We talked about Trump's Fed pick in my note yesterday.
As we discussed, Kevin Warsh explicitly said back in July that the Fed needed regime change.
Based on his commentary over the past six months and some clues given along the way, we should be in for lower rates, to follow what he thinks is the early stages of a structural decline in prices.
But the "regime change" he speaks of isn't just related to the people, and processes, but to true structural reform — to break the entanglement of the Fed with government financing.
And with that, the days of the Fed backstopping bad fiscal policy and bad corporate behavior, via quantitative easing, should be over.
As we discussed yesterday, the 1951 Treasury-Fed Accord established the Fed as an independent central bank. A new "accord" would put the responsibilties of managing crises back on the Treasury (Scott Bessent).
That would shore up confidence in the system and in the dollar — and establish a sustainable foundation for the productivity boom and industrial revolution.
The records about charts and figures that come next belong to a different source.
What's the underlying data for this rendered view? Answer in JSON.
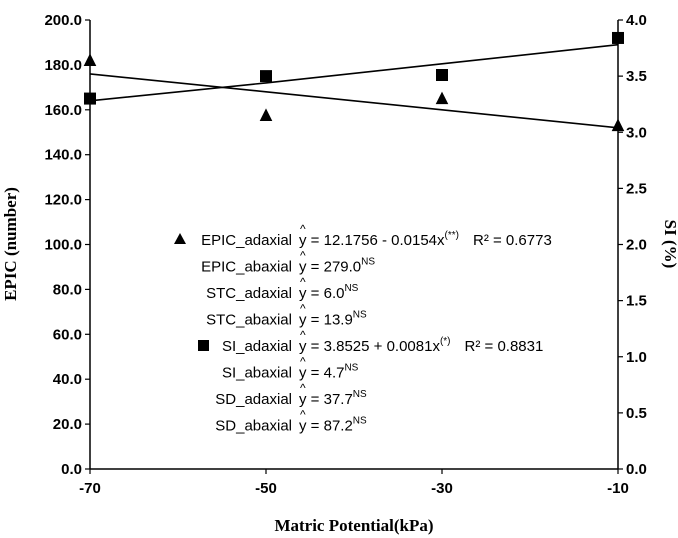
{
  "chart_data": {
    "type": "scatter",
    "xlabel": "Matric Potential(kPa)",
    "ylabel_left": "EPIC (number)",
    "ylabel_right": "SI (%)",
    "x_ticks": [
      "-70",
      "-50",
      "-30",
      "-10"
    ],
    "x": [
      -70,
      -50,
      -30,
      -10
    ],
    "xlim": [
      -70,
      -10
    ],
    "ylim_left": [
      0,
      200
    ],
    "ylim_right": [
      0,
      4
    ],
    "y_ticks_left": [
      "0.0",
      "20.0",
      "40.0",
      "60.0",
      "80.0",
      "100.0",
      "120.0",
      "140.0",
      "160.0",
      "180.0",
      "200.0"
    ],
    "y_ticks_right": [
      "0.0",
      "0.5",
      "1.0",
      "1.5",
      "2.0",
      "2.5",
      "3.0",
      "3.5",
      "4.0"
    ],
    "grid": false,
    "series": [
      {
        "name": "EPIC_adaxial",
        "axis": "left",
        "marker": "triangle",
        "values": [
          182.0,
          157.5,
          165.0,
          153.0
        ],
        "trend": [
          176.0,
          168.0,
          160.0,
          152.0
        ]
      },
      {
        "name": "SI_adaxial",
        "axis": "right",
        "marker": "square",
        "values": [
          3.3,
          3.5,
          3.51,
          3.84
        ],
        "trend": [
          3.28,
          3.44,
          3.61,
          3.78
        ]
      }
    ],
    "annotations": [
      {
        "marker": "triangle",
        "name": "EPIC_adaxial",
        "eq": "= 12.1756 - 0.0154x",
        "sup": "(**)",
        "r2": "R² = 0.6773"
      },
      {
        "marker": "",
        "name": "EPIC_abaxial",
        "eq": "= 279.0",
        "sup": "NS",
        "r2": ""
      },
      {
        "marker": "",
        "name": "STC_adaxial",
        "eq": "= 6.0",
        "sup": "NS",
        "r2": ""
      },
      {
        "marker": "",
        "name": "STC_abaxial",
        "eq": "= 13.9",
        "sup": "NS",
        "r2": ""
      },
      {
        "marker": "square",
        "name": "SI_adaxial",
        "eq": "= 3.8525 + 0.0081x",
        "sup": "(*)",
        "r2": "R² = 0.8831"
      },
      {
        "marker": "",
        "name": "SI_abaxial",
        "eq": "= 4.7",
        "sup": "NS",
        "r2": ""
      },
      {
        "marker": "",
        "name": "SD_adaxial",
        "eq": "= 37.7",
        "sup": "NS",
        "r2": ""
      },
      {
        "marker": "",
        "name": "SD_abaxial",
        "eq": "= 87.2",
        "sup": "NS",
        "r2": ""
      }
    ],
    "yhat_symbol": "ŷ",
    "colors": {
      "marker": "#000000",
      "line": "#000000",
      "axis": "#000000"
    }
  }
}
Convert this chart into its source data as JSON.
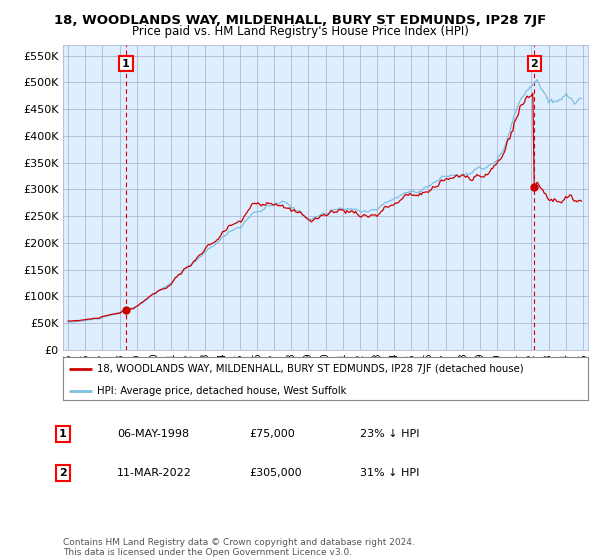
{
  "title": "18, WOODLANDS WAY, MILDENHALL, BURY ST EDMUNDS, IP28 7JF",
  "subtitle": "Price paid vs. HM Land Registry's House Price Index (HPI)",
  "legend_line1": "18, WOODLANDS WAY, MILDENHALL, BURY ST EDMUNDS, IP28 7JF (detached house)",
  "legend_line2": "HPI: Average price, detached house, West Suffolk",
  "annotation1_label": "1",
  "annotation1_date": "06-MAY-1998",
  "annotation1_price": "£75,000",
  "annotation1_hpi": "23% ↓ HPI",
  "annotation2_label": "2",
  "annotation2_date": "11-MAR-2022",
  "annotation2_price": "£305,000",
  "annotation2_hpi": "31% ↓ HPI",
  "footer": "Contains HM Land Registry data © Crown copyright and database right 2024.\nThis data is licensed under the Open Government Licence v3.0.",
  "ylim": [
    0,
    570000
  ],
  "yticks": [
    0,
    50000,
    100000,
    150000,
    200000,
    250000,
    300000,
    350000,
    400000,
    450000,
    500000,
    550000
  ],
  "hpi_color": "#7fbfdf",
  "price_color": "#cc0000",
  "vline_color": "#cc0000",
  "plot_bg_color": "#ddeeff",
  "background_color": "#ffffff",
  "grid_color": "#aaaacc"
}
With this backstory revisited, let's talk about today's market action.
Tech stocks were hit today. And Wall Street and the financial media did what they do. Instead of skating to where the puck is going, they walk around the puck and pontificate about why it's there.
Let's talk about this chart …
As you may recall we talked about this Bitcoin chart in November.
This big trendline represents the explosive bull trend that took Bitcoin almost 5x higher in just two years. And it was started with the Fed's signaling that the rate hiking cycle was over (which implied an easing cycle was coming).
Then, after a 36% peak-to-trough decline over about a seven week period, Bitcoin opened the month of December sitting on this big trendline.
The bottom was marked as the Fed officially ended quantitative tightening (QT) in early December, while the FOMC Vice Chair (John Williams) was already out signaling a return to balance sheet expansion! That happened only 11 days later : more liquidity, more currency debasement, higher Bitcoin.
Here we are two months later, Warsh is on deck, and it appears that the perpetual QE business will be permanently ended by the Warsh-led Fed.
Fiscal dominance (funded by the Fed) will give way to market discipline.
That's kryptonite for the anti-dollar Bitcoin.
And as you can see in the chart above, this big trendline has given way.
What gets hit when Bitcoin breaks down?
Stocks. Particularly tech stocks.
Remember we looked at this next chart a few times in November, during the Bitcoin swoon.
Bitcoin and stocks have traded in a tight relationship in this cycle. And now you can see the wide divergence.
So, why does a fast drawdown in Bitcoin matter for stocks?
Because Bitcoin is no longer just retail speculation. Some corporate and financial firms hold it on balance sheet, and it's increasingly pledged against credit lines, structured products and derivatives.
When price falls quickly, lenders call for more collateral. The easiest way to raise cash is to sell what's liquid — sell stocks.
If this is a real regime shift toward market discipline, we should expect to see market excesses shaken out, which could create opportunities to buy key companies in the tech revolution on sale.